When 400 county voters were interviewed by Mason-Dixon Polling & Research staff last week, 46 percent said they would vote yes on such a bond measure. Thirty-nine percent said no and 15 percent were undecided. The poll's margin of error is plus or minus 5 percentage points.
"I'll take those numbers," Haldeman said. "That's a good place for us to start, especially if you consider we've not done any campaigning or community outreach yet."
The $7 billion cornerstone of the plan rests on maintaining the district's share of property taxes for school construction at 0.5534 cents per $100 of assessed valuation through 2018.
As existing school construction debt is paid off, the tax rate would remain the same, allowing the district to collect revenue for new building projects.
The remaining $2.5 billion is expected to come from the district's share of the real estate transfer tax and the hotel room tax.
The plan borrows its model from the district's 1998 bond program, crafted when the district was the ninth-largest public school system in the United States. Today, Clark County holds the No. 5 spot, with a student enrollment of 308,783.

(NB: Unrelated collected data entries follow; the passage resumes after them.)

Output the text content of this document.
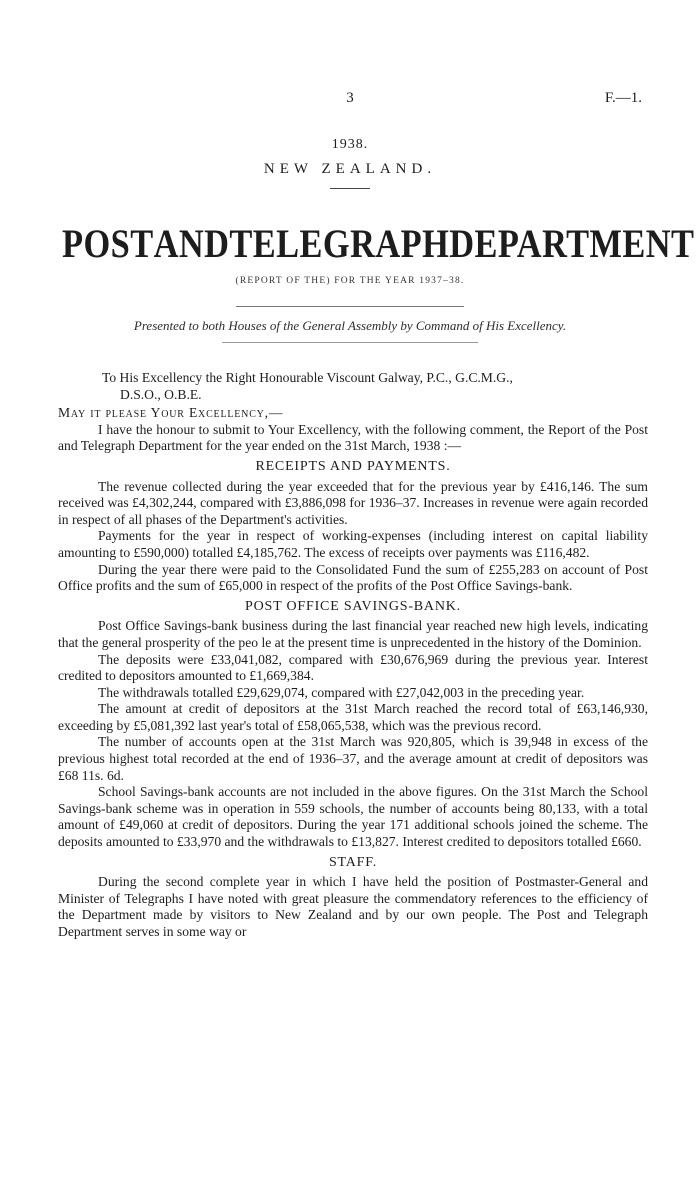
3	F.—1.
1938.
NEW ZEALAND.
POST AND TELEGRAPH DEPARTMENT
(REPORT OF THE) FOR THE YEAR 1937–38.
Presented to both Houses of the General Assembly by Command of His Excellency.

To His Excellency the Right Honourable Viscount Galway, P.C., G.C.M.G.,

D.S.O., O.B.E.

May it please Your Excellency,—

I have the honour to submit to Your Excellency, with the following comment, the Report of the Post and Telegraph Department for the year ended on the 31st March, 1938 :—

RECEIPTS AND PAYMENTS.

The revenue collected during the year exceeded that for the previous year by £416,146. The sum received was £4,302,244, compared with £3,886,098 for 1936–37. Increases in revenue were again recorded in respect of all phases of the Department's activities.

Payments for the year in respect of working-expenses (including interest on capital liability amounting to £590,000) totalled £4,185,762. The excess of receipts over payments was £116,482.

During the year there were paid to the Consolidated Fund the sum of £255,283 on account of Post Office profits and the sum of £65,000 in respect of the profits of the Post Office Savings-bank.

POST OFFICE SAVINGS-BANK.

Post Office Savings-bank business during the last financial year reached new high levels, indicating that the general prosperity of the peo le at the present time is unprecedented in the history of the Dominion.

The deposits were £33,041,082, compared with £30,676,969 during the previous year. Interest credited to depositors amounted to £1,669,384.

The withdrawals totalled £29,629,074, compared with £27,042,003 in the preceding year.

The amount at credit of depositors at the 31st March reached the record total of £63,146,930, exceeding by £5,081,392 last year's total of £58,065,538, which was the previous record.

The number of accounts open at the 31st March was 920,805, which is 39,948 in excess of the previous highest total recorded at the end of 1936–37, and the average amount at credit of depositors was £68 11s. 6d.

School Savings-bank accounts are not included in the above figures. On the 31st March the School Savings-bank scheme was in operation in 559 schools, the number of accounts being 80,133, with a total amount of £49,060 at credit of depositors. During the year 171 additional schools joined the scheme. The deposits amounted to £33,970 and the withdrawals to £13,827. Interest credited to depositors totalled £660.

STAFF.

During the second complete year in which I have held the position of Postmaster-General and Minister of Telegraphs I have noted with great pleasure the commendatory references to the efficiency of the Department made by visitors to New Zealand and by our own people. The Post and Telegraph Department serves in some way or
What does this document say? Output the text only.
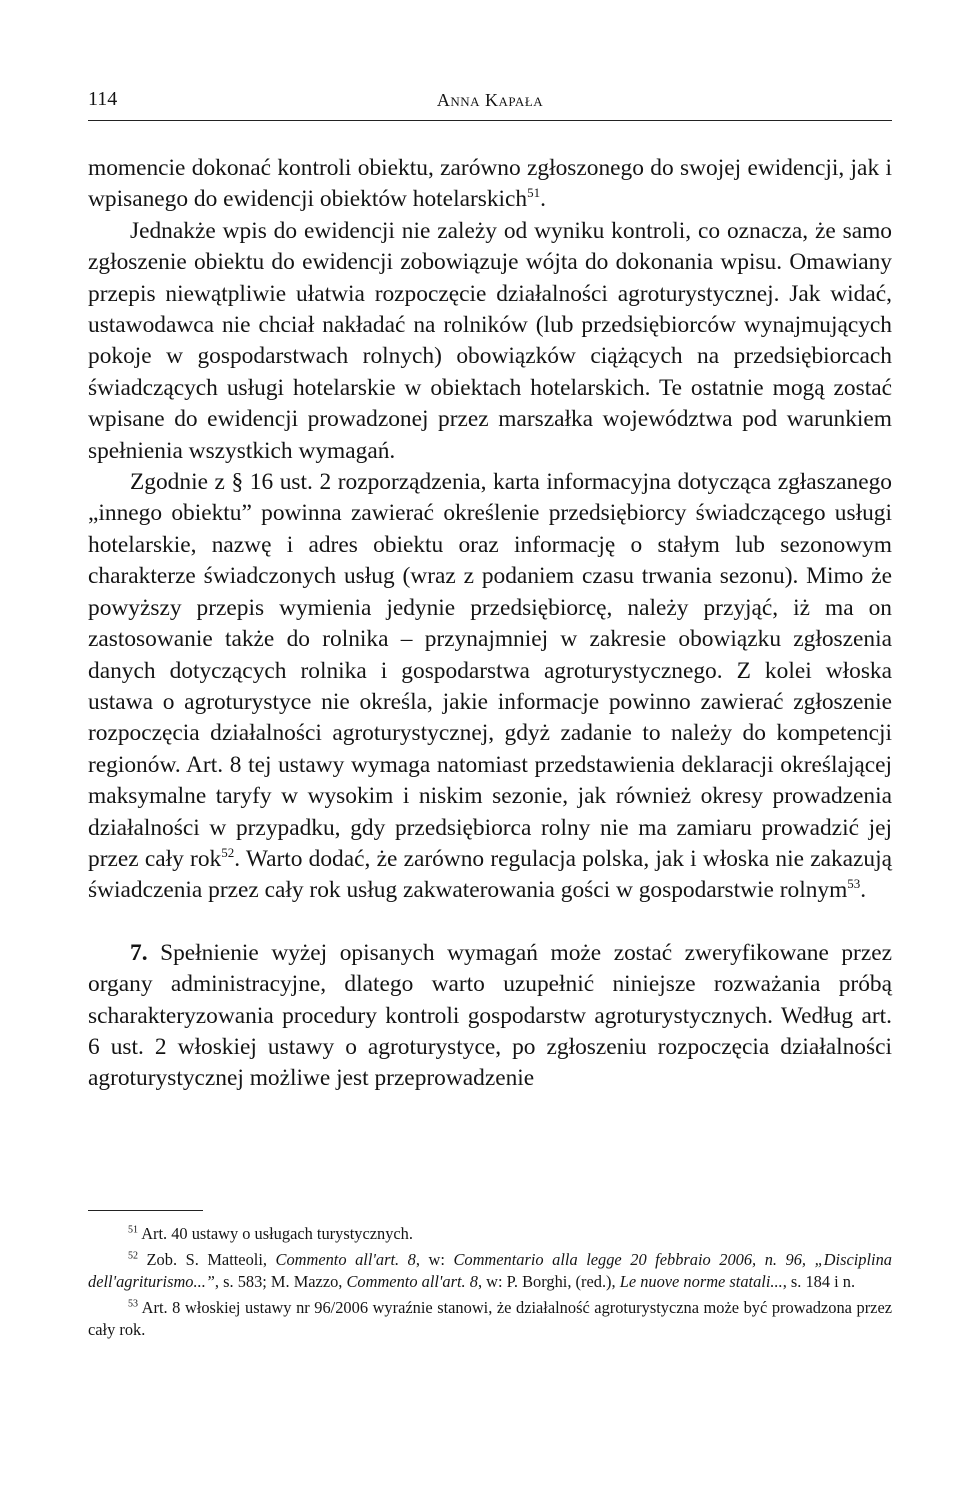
114	Anna Kapała

momencie dokonać kontroli obiektu, zarówno zgłoszonego do swojej ewidencji, jak i wpisanego do ewidencji obiektów hotelarskich$^{51}$.

Jednakże wpis do ewidencji nie zależy od wyniku kontroli, co oznacza, że samo zgłoszenie obiektu do ewidencji zobowiązuje wójta do dokonania wpisu. Omawiany przepis niewątpliwie ułatwia rozpoczęcie działalności agroturystycznej. Jak widać, ustawodawca nie chciał nakładać na rolników (lub przedsiębiorców wynajmujących pokoje w gospodarstwach rolnych) obowiązków ciążących na przedsiębiorcach świadczących usługi hotelarskie w obiektach hotelarskich. Te ostatnie mogą zostać wpisane do ewidencji prowadzonej przez marszałka województwa pod warunkiem spełnienia wszystkich wymagań.

Zgodnie z § 16 ust. 2 rozporządzenia, karta informacyjna dotycząca zgłaszanego „innego obiektu” powinna zawierać określenie przedsiębiorcy świadczącego usługi hotelarskie, nazwę i adres obiektu oraz informację o stałym lub sezonowym charakterze świadczonych usług (wraz z podaniem czasu trwania sezonu). Mimo że powyższy przepis wymienia jedynie przedsiębiorcę, należy przyjąć, iż ma on zastosowanie także do rolnika – przynajmniej w zakresie obowiązku zgłoszenia danych dotyczących rolnika i gospodarstwa agroturystycznego. Z kolei włoska ustawa o agroturystyce nie określa, jakie informacje powinno zawierać zgłoszenie rozpoczęcia działalności agroturystycznej, gdyż zadanie to należy do kompetencji regionów. Art. 8 tej ustawy wymaga natomiast przedstawienia deklaracji określającej maksymalne taryfy w wysokim i niskim sezonie, jak również okresy prowadzenia działalności w przypadku, gdy przedsiębiorca rolny nie ma zamiaru prowadzić jej przez cały rok$^{52}$. Warto dodać, że zarówno regulacja polska, jak i włoska nie zakazują świadczenia przez cały rok usług zakwaterowania gości w gospodarstwie rolnym$^{53}$.

7. Spełnienie wyżej opisanych wymagań może zostać zweryfikowane przez organy administracyjne, dlatego warto uzupełnić niniejsze rozważania próbą scharakteryzowania procedury kontroli gospodarstw agroturystycznych. Według art. 6 ust. 2 włoskiej ustawy o agroturystyce, po zgłoszeniu rozpoczęcia działalności agroturystycznej możliwe jest przeprowadzenie

$^{51}$ Art. 40 ustawy o usługach turystycznych.

$^{52}$ Zob. S. Matteoli, Commento all'art. 8, w: Commentario alla legge 20 febbraio 2006, n. 96, „Disciplina dell'agriturismo...”, s. 583; M. Mazzo, Commento all'art. 8, w: P. Borghi, (red.), Le nuove norme statali..., s. 184 i n.

$^{53}$ Art. 8 włoskiej ustawy nr 96/2006 wyraźnie stanowi, że działalność agroturystyczna może być prowadzona przez cały rok.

"We aren't looking to raise the tax rate," Haldeman said. "This basically keeps everything the same."
That means the owner of a $300,000 home would continue to pay $581.07 annually for school construction. That amount would fluctuate as a residential property's assessed valuation increases or decreases during the time the bond is in effect.
Any increases are limited by the 3 percent property tax cap now in place for Nevada homeowners. Jeff Weiler, chief financial officer for the district, said the 2008 proposal takes that cap into account. The plan is built on the assumption that annual property tax increases for existing homeowners will not exceed 3 percent.
State law does allow entities such as the school district to apply for exemptions to the property tax cap, which would allow the rates to grow beyond the 3 percent. Haldeman said the district is aware of the option but has no plan to pursue an exemption.
Mason-Dixon managing partner Brad Coker cautioned against being overly optimistic in interpreting the poll results on the school bond question. In general, people will support concepts, but as the ballot question is developed, as people are confronted with the actual language, and if they become confused, their natural instinct will be to vote no, he said.
"The results usually look different when we have a real ballot question to ask," Coker said. "The general rule of thumb on bond issues is that, once they're proposed, the only place they have to go is down."
Carole Vilardo, president of the Nevada Taxpayer Association, said it's in the district's best interest to keep any proposal simple and easy to understand. The concept of rolling over the current bond and renewing it for another 10 years isn't going to confuse voters. Muddying the waters by taking an action such as seeking an exemption creates uncertainty, Vilardo said. It also blows the district's historic advantage.
"In Clark County, with very few exceptions, voters are generally very supportive of school bond issues," Vilardo said.
The Nevada Taxpayers Association hasn't taken a position on the school bond proposal yet.
Vilardo is waiting to see what the ballot question looks like once School Board members approve the language in January.
The district's first foray into selling a mammoth school construction program to the public was a success. In 1998, 65 percent of voters approved the district's request to maintain the property tax rate for school construction at 0.5534 cents for 10 years. That construction program was proposed at $3.5 billion, but the money generated by property taxes and other growth revenues created a $4.9 billion construction fund. The 1998 program will conclude with the construction of 101 new schools and 11 replacement schools.
If voters approve the 2008 bond measure, the district has earmarked $5.1 billion for new construction: 53 elementary schools, 16 middle schools and four high schools. The model is built on the expectation that the district will experience an annual student enrollment increase of 3 percent to 4 percent.
The remaining $4.4 billion would be devoted to renovation and replacement of older schools, although the projects for that have not yet been formally prioritized.
School Board member Terri Janison said that portion of the bond is crucial. Schools in established communities should be able to provide the same level of service that new schools deliver to students.
"From a personal perspective, it's a true need," Janison said. "We do need to make sure that equity is there. Students need to have the same kind of quality education."